Concepts covered in English - Yuvakbharati 12 Standard HSC Maharashtra State Board chapter 3.3 Note–Making are Letter Writing, Flyer, Compering, Review, Essay Writing, View and Counterview, Writing Skills, Notice Writing, Appeal, Blog Writing, Dialogue Writing, E-mails Writing, Expansion of Ideas, Film Review, Interview Questions, Report Writing, Speech Writing, Reading Skills, Information Transfer, Narration, Paragraph Writing, Tourist Leaflet, Summary Writing, Note Making, Figures of Speech, Parts of Speech, Spotting Errors, Free Verse, Homonyms, Grammar, Spotting Errors, Modal Auxiliary, Articles - A, An, The, Change the Voice, Vocabulary, Types of Sentences, Degrees of Comparison, Use ‘As Soon As’, ‘either ... or’ and ‘No Sooner ... Than’, Tense, Synonyms, Preposition, Use ‘Not Only but Also’, Degrees of Comparison, Direct-Indirect Speech, Gerunds, Participles, and Infinitives, Root Word, Idioms and Phrases, Clauses, Make a Sentence.

Using Balbharati English - Yuvakbharati 12 Standard HSC Maharashtra State Board solutions Note–Making exercise by students is an easy way to prepare for the exams, as they involve solutions arranged chapter-wise and also page-wise.

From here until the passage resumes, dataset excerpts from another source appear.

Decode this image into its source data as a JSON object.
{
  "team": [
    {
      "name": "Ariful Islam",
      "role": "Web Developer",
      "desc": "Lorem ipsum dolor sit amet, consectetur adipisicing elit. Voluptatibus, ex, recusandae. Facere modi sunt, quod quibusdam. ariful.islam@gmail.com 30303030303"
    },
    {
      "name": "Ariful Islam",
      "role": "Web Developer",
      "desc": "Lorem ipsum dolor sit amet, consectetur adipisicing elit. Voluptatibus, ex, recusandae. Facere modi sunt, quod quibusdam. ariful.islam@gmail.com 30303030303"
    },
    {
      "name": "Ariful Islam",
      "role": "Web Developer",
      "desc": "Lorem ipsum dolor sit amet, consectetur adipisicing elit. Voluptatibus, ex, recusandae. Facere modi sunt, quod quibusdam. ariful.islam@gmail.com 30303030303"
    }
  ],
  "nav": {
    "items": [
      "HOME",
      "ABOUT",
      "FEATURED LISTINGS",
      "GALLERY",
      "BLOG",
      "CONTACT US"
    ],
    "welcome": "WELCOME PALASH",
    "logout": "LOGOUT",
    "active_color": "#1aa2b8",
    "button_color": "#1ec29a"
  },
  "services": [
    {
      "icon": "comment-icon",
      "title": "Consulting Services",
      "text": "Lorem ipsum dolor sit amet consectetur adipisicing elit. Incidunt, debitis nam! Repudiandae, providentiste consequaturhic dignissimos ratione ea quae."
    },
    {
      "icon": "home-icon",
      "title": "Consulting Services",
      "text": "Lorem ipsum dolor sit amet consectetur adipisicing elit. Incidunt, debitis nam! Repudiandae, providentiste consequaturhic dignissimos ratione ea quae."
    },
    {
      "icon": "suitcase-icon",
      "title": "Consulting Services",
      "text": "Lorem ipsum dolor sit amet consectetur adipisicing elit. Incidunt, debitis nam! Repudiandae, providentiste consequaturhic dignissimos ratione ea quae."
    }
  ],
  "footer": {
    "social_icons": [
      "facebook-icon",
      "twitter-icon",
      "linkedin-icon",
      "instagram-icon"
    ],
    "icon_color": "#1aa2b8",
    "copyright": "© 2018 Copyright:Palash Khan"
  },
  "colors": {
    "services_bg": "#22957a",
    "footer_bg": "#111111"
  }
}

The questions involved in Balbharati Solutions are essential questions that can be asked in the final exam. Maximum Maharashtra State Board English - Yuvakbharati 12 Standard HSC Maharashtra State Board students prefer Balbharati Textbook Solutions to score more in exams.

Get the free view of Chapter 3.3, Note–Making English - Yuvakbharati 12 Standard HSC Maharashtra State Board additional questions for Mathematics English - Yuvakbharati 12 Standard HSC Maharashtra State Board Maharashtra State Board, and you can use Shaalaa.com to keep it handy for your exam preparation.